The early 16th-century playwright Gil Vicente is often spoken of as the father of Portuguese theatre and his writing as a bridge between the morality plays of the middle ages and the start of modern drama. Certainly, these two farces - The Play of India, dating from 1509, and 1523's Ines Pereira - do seem startlingly modern. In part, this is because the easy-on-the-ear, if rather crude, translations and adaptations make plenty of 21st-century references, but also because, in 500 years, human nature hasn't changed very much.
In The Play of India, set in Lisbon, the street life of the port city and its expanding colonial dreams are mercilessly guyed, and an unfaithful wife discovers that her returning husband is not quite the man she thought.

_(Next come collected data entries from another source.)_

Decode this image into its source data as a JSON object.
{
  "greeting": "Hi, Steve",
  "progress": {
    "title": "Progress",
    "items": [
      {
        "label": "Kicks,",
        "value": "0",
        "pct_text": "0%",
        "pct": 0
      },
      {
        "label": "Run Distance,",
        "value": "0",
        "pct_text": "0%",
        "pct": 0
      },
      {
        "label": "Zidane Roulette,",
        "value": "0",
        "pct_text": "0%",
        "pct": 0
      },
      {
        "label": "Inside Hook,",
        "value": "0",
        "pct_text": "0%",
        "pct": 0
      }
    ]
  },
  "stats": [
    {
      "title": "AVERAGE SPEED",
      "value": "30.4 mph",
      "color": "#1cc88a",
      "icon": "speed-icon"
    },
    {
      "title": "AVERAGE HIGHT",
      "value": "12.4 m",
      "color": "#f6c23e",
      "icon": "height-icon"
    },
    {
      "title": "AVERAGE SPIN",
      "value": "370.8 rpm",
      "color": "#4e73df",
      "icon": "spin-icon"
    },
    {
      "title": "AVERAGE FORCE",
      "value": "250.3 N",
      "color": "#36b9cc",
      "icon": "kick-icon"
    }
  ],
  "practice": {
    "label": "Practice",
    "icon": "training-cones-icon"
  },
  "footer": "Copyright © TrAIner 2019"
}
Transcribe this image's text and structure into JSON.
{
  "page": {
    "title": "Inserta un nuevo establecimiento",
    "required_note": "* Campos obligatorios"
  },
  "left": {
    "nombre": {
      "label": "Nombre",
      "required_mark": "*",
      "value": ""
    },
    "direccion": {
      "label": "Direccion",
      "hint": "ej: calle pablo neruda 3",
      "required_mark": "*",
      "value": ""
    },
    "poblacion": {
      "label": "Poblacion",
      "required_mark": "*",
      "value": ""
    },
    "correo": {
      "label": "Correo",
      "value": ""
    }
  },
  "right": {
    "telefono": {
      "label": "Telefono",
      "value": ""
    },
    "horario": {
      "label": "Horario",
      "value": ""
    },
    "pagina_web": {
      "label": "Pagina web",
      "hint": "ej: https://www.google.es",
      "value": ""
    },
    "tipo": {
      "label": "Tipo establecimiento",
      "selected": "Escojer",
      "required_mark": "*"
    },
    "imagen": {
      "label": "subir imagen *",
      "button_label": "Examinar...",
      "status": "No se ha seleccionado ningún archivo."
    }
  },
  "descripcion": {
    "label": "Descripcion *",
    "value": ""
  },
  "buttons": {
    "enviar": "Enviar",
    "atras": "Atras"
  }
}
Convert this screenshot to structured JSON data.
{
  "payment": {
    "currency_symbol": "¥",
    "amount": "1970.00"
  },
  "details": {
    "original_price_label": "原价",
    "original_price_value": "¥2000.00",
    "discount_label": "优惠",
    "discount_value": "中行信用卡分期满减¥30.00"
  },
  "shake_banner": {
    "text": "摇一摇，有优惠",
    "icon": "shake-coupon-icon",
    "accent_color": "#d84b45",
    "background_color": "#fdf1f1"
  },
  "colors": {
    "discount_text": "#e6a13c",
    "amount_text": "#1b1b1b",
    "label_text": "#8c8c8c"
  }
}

Ines Pereira features another free-thinking heroine, a young woman with determined views about what makes a good husband. When her first marriage turns out less than idyllic, she sets about ensuring that her second is more to her liking. Both plays are fascinating for the way they show smart women calling the shots.
But they would be rather more interesting if they got classier productions. Leopard Productions offers distinctly student standards, failing to sort the good directorial decisions from the bad (why do we get somebody's holiday video projected on to a white sheet?). The standard of acting is, at best, average and, in some cases, abysmal. Attempts to add a physical dimension to the production fail entirely because the actors have few of the necessary skills. Prancing about prettily is just not enough. Sadly, of interest only to die-hard Portuguese theatre fans and the parents and friends of those involved.